Canals had long been an important part of the economic vitality of the nation. During the Canal Era (1790-1860) much of the nation's prosperity flowed along its waterways. In 1812, four major ports existed - New York, Philadelphia, Baltimore and New Orleans - with 80% of waterborne traffic passing through New Orleans. As canals increased in number, there was an expansion in east-west transportation of goods from the east coast ports into the interior of the country.

In contrast, north-south transportation from the port of New Orleans lagged behind. By 1850 New York had become the largest port in the country. On the eve of the Civil War, 86% percent of canals were north of the Mason Dixon line, helping to tie the newer western states to the east, and bringing into focus the economic and industrial disparity between the North and the South.

By the start of the war, the Chesapeake and Ohio Canal had become a major mover of coal, the fuel of the industrial revolution.
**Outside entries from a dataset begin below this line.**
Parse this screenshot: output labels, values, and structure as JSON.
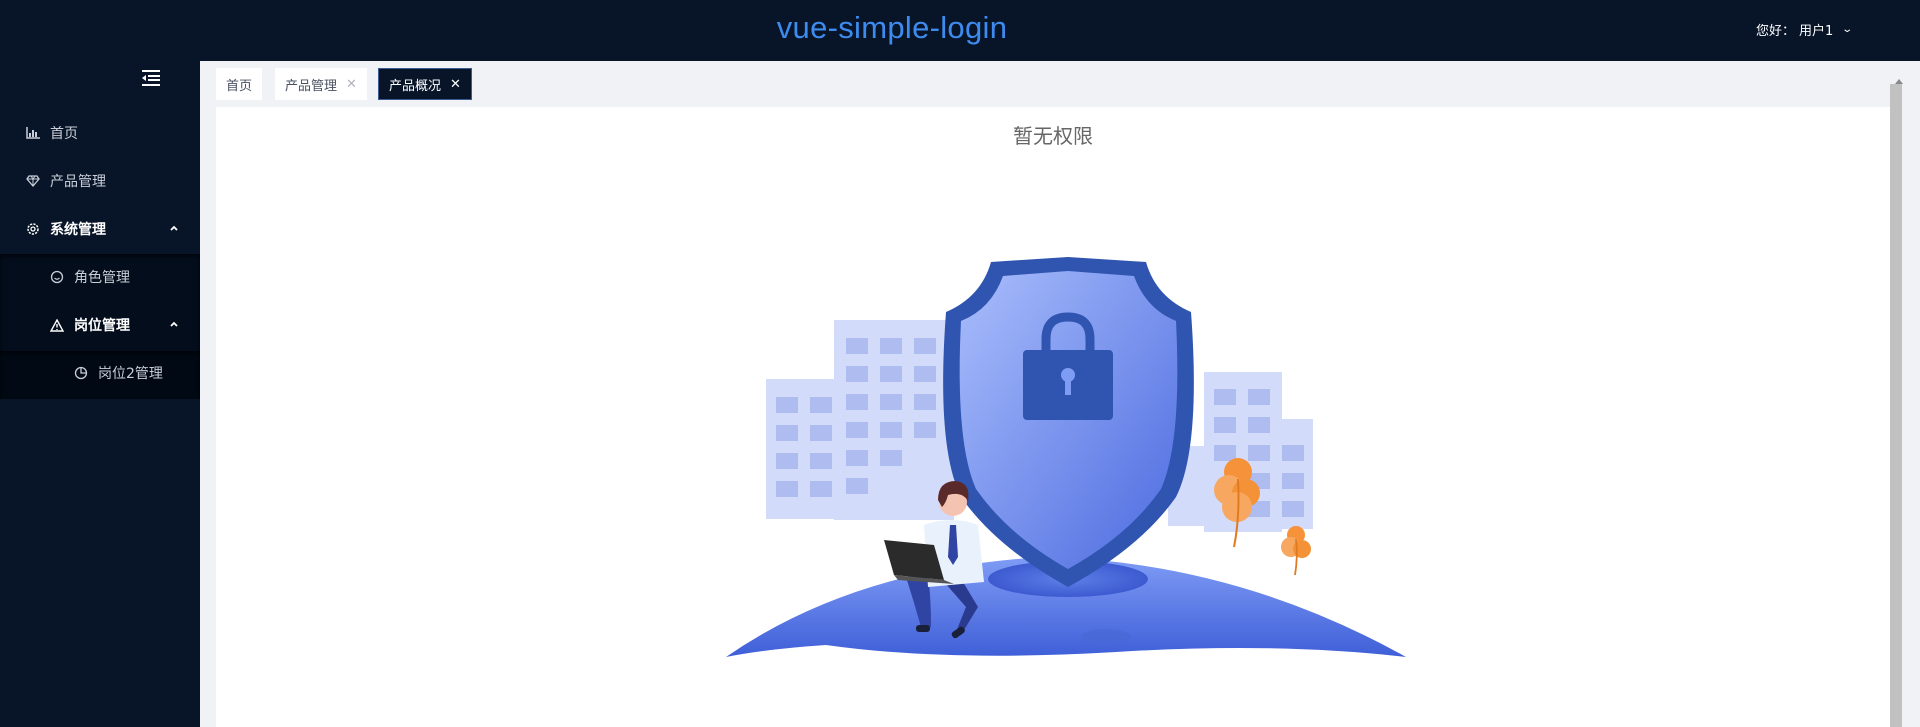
{
  "header": {
    "app_title": "vue-simple-login",
    "user_greeting": "您好：",
    "user_name": "用户1"
  },
  "sidebar": {
    "items": [
      {
        "label": "首页",
        "icon": "chart-icon"
      },
      {
        "label": "产品管理",
        "icon": "diamond-icon"
      },
      {
        "label": "系统管理",
        "icon": "gear-icon",
        "expanded": true
      },
      {
        "label": "角色管理",
        "icon": "smile-icon"
      },
      {
        "label": "岗位管理",
        "icon": "warning-triangle-icon",
        "expanded": true
      },
      {
        "label": "岗位2管理",
        "icon": "pie-chart-icon"
      }
    ]
  },
  "tabs": [
    {
      "label": "首页",
      "closable": false
    },
    {
      "label": "产品管理",
      "closable": true
    },
    {
      "label": "产品概况",
      "closable": true,
      "active": true
    }
  ],
  "main": {
    "message": "暂无权限"
  },
  "colors": {
    "nav_bg": "#081529",
    "title_blue": "#3d8bef",
    "shield_blue": "#2f55b0",
    "illustration_light": "#cfd8f8",
    "tree_orange": "#f39236"
  }
}
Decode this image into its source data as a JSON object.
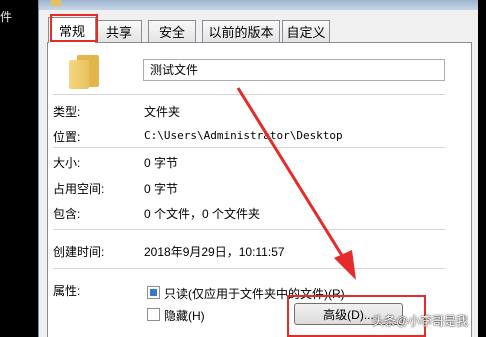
{
  "desktop": {
    "side_label": "件"
  },
  "tabs": [
    {
      "label": "常规",
      "active": true
    },
    {
      "label": "共享"
    },
    {
      "label": "安全"
    },
    {
      "label": "以前的版本"
    },
    {
      "label": "自定义"
    }
  ],
  "folder": {
    "name": "测试文件"
  },
  "props": {
    "type_label": "类型:",
    "type_value": "文件夹",
    "location_label": "位置:",
    "location_value": "C:\\Users\\Administrator\\Desktop",
    "size_label": "大小:",
    "size_value": "0 字节",
    "disk_label": "占用空间:",
    "disk_value": "0 字节",
    "contains_label": "包含:",
    "contains_value": "0 个文件，0 个文件夹",
    "created_label": "创建时间:",
    "created_value": "2018年9月29日，10:11:57",
    "attributes_label": "属性:"
  },
  "attributes": {
    "readonly_label": "只读(仅应用于文件夹中的文件)(R)",
    "readonly_state": "indeterminate",
    "hidden_label": "隐藏(H)",
    "hidden_checked": false,
    "advanced_button": "高级(D)..."
  },
  "watermark": "头条@小李哥是我",
  "colors": {
    "highlight_red": "#e62b2b",
    "tab_border": "#898c95"
  }
}
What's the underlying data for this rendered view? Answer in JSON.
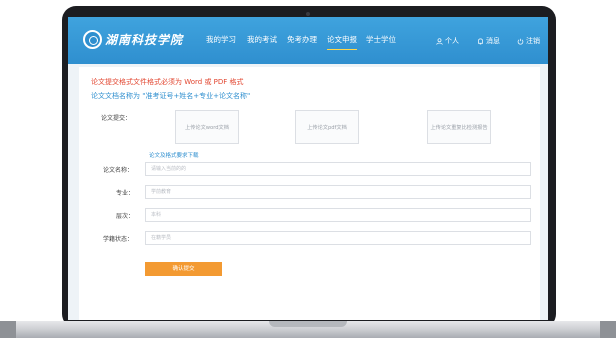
{
  "nav": {
    "logo": "湖南科技学院",
    "items": [
      "我的学习",
      "我的考试",
      "免考办理",
      "论文申报",
      "学士学位"
    ],
    "active_index": 3,
    "right": [
      "个人",
      "消息",
      "注销"
    ]
  },
  "notices": {
    "format": "论文提交格式文件格式必须为 Word 或 PDF 格式",
    "naming": "论文文档名称为 \"准考证号+姓名+专业+论文名称\""
  },
  "form": {
    "submit_label": "论文提交：",
    "upload_word": "上传论文word文档",
    "upload_pdf": "上传论文pdf文档",
    "upload_check": "上传论文重复比检测报告",
    "download_link": "论文及格式要求下载",
    "title_label": "论文名称：",
    "title_placeholder": "请输入当前的的",
    "major_label": "专业：",
    "major_placeholder": "学前教育",
    "level_label": "层次：",
    "level_placeholder": "本科",
    "status_label": "学籍状态：",
    "status_placeholder": "在籍学员",
    "confirm_button": "确认提交"
  },
  "colors": {
    "nav": "#2f8fcf",
    "active_underline": "#ffd84a",
    "notice_red": "#e2452f",
    "notice_blue": "#2f8fcf",
    "submit_button": "#f39a32"
  }
}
Georgetown, for example, was an international port of call until 1859. As a result, coal from western Maryland made its way all over the eastern seaboard, to iron works and foundries that helped to arm the nation, to railways and steamboats that helped transport goods and people.
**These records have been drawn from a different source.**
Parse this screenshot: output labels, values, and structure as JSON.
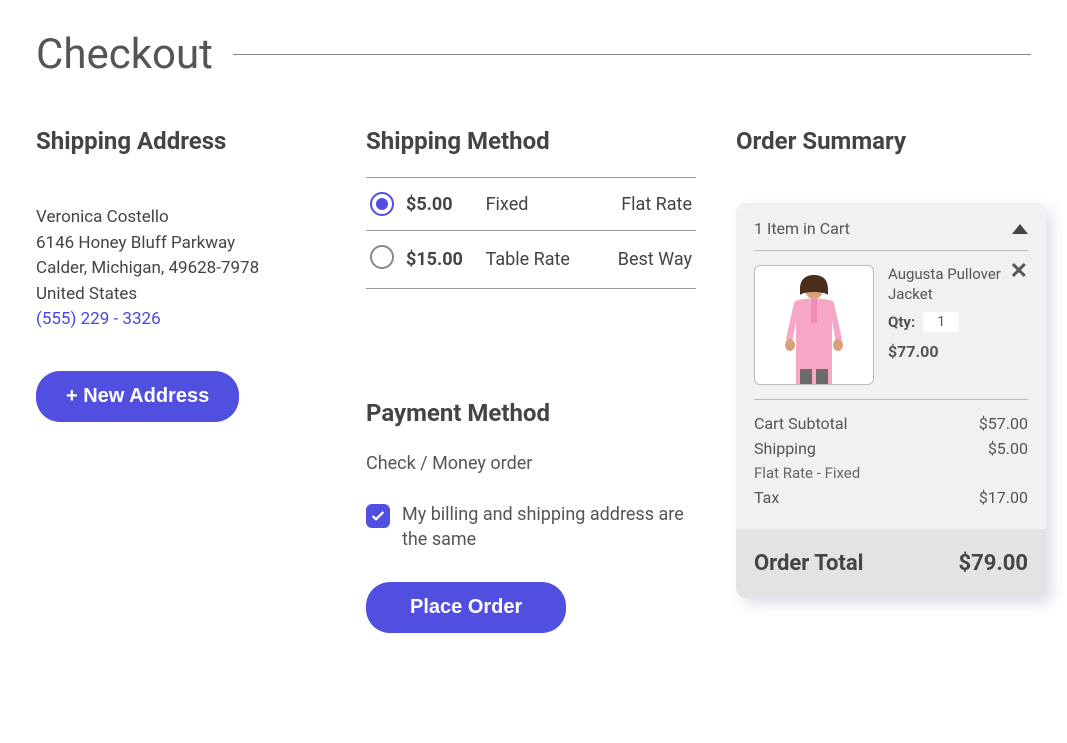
{
  "page": {
    "title": "Checkout"
  },
  "shipping_address": {
    "heading": "Shipping Address",
    "name": "Veronica Costello",
    "street": "6146 Honey Bluff Parkway",
    "city_state_zip": "Calder, Michigan, 49628-7978",
    "country": "United States",
    "phone": "(555) 229 - 3326",
    "new_address_btn": "+ New Address"
  },
  "shipping_method": {
    "heading": "Shipping Method",
    "options": [
      {
        "price": "$5.00",
        "label": "Fixed",
        "carrier": "Flat Rate",
        "selected": true
      },
      {
        "price": "$15.00",
        "label": "Table Rate",
        "carrier": "Best Way",
        "selected": false
      }
    ]
  },
  "payment": {
    "heading": "Payment Method",
    "type": "Check / Money order",
    "same_address_label": "My billing and shipping address are the same",
    "same_address_checked": true,
    "place_order_btn": "Place Order"
  },
  "summary": {
    "heading": "Order Summary",
    "cart_count_label": "1 Item in Cart",
    "item": {
      "name": "Augusta Pullover Jacket",
      "qty_label": "Qty:",
      "qty": "1",
      "price": "$77.00"
    },
    "lines": {
      "subtotal_label": "Cart Subtotal",
      "subtotal_value": "$57.00",
      "shipping_label": "Shipping",
      "shipping_sub": "Flat  Rate - Fixed",
      "shipping_value": "$5.00",
      "tax_label": "Tax",
      "tax_value": "$17.00"
    },
    "order_total_label": "Order Total",
    "order_total_value": "$79.00"
  }
}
Engraving of Confederate forces destroying segment of C&O Canal
Confederate forces destroy a segment of the C&O Canal as they move towards Washington in early July 1864.
Library of Congress

In 1861 things changed. With the outbreak of hostilities, portions of the canal system were in a precarious position. The Chesapeake and Ohio Canal moved supplies to and from the northern Shenandoah Valley, which was vitally important to the Union. The Union established supply bases at Paw Paw, Winchester and Cumberland. The canal aided troop movements by supplementing the railroads that moved men up and down the Potomac River Valley, and provided a passage for civilians trying to get to Harpers Ferry and Sharpsburg after the Battle of Antietam.

Robert E. Lee recognized the value the C & O Canal held for the Union and established a standing order to destroy this artery of commerce and supplies. Confederate Major General Thomas J. "Stonewall" Jackson made several attempts to blow up both the Monocacy and Conococheague Aqueducts, to cause structural damage that would render the canal inoperable. Despite sporadic stoppages, the overall effort failed and the canal continued to operate. Coal continued to be a major source of revenue for the canal, but the movement of government goods and northern military needs held sway. During one scare, the Union army sank over 100 canal boats to block the river and thwart a suspected naval attack by Confederates.

As the war entered its final year, it was becoming evident that the Confederacy's lack of industry and the destruction of its transportation infrastructure helped to play a part in its eventual demise. The Union, however, was still reaping the benefits of coal, supplies and materials being moved via the canal, as it was used in a variety of ways to continue to support the war effort. The canals, roads, railways and waterways of the north were still the economic lifeblood of the nation, and continued to play that role in the decades following the war.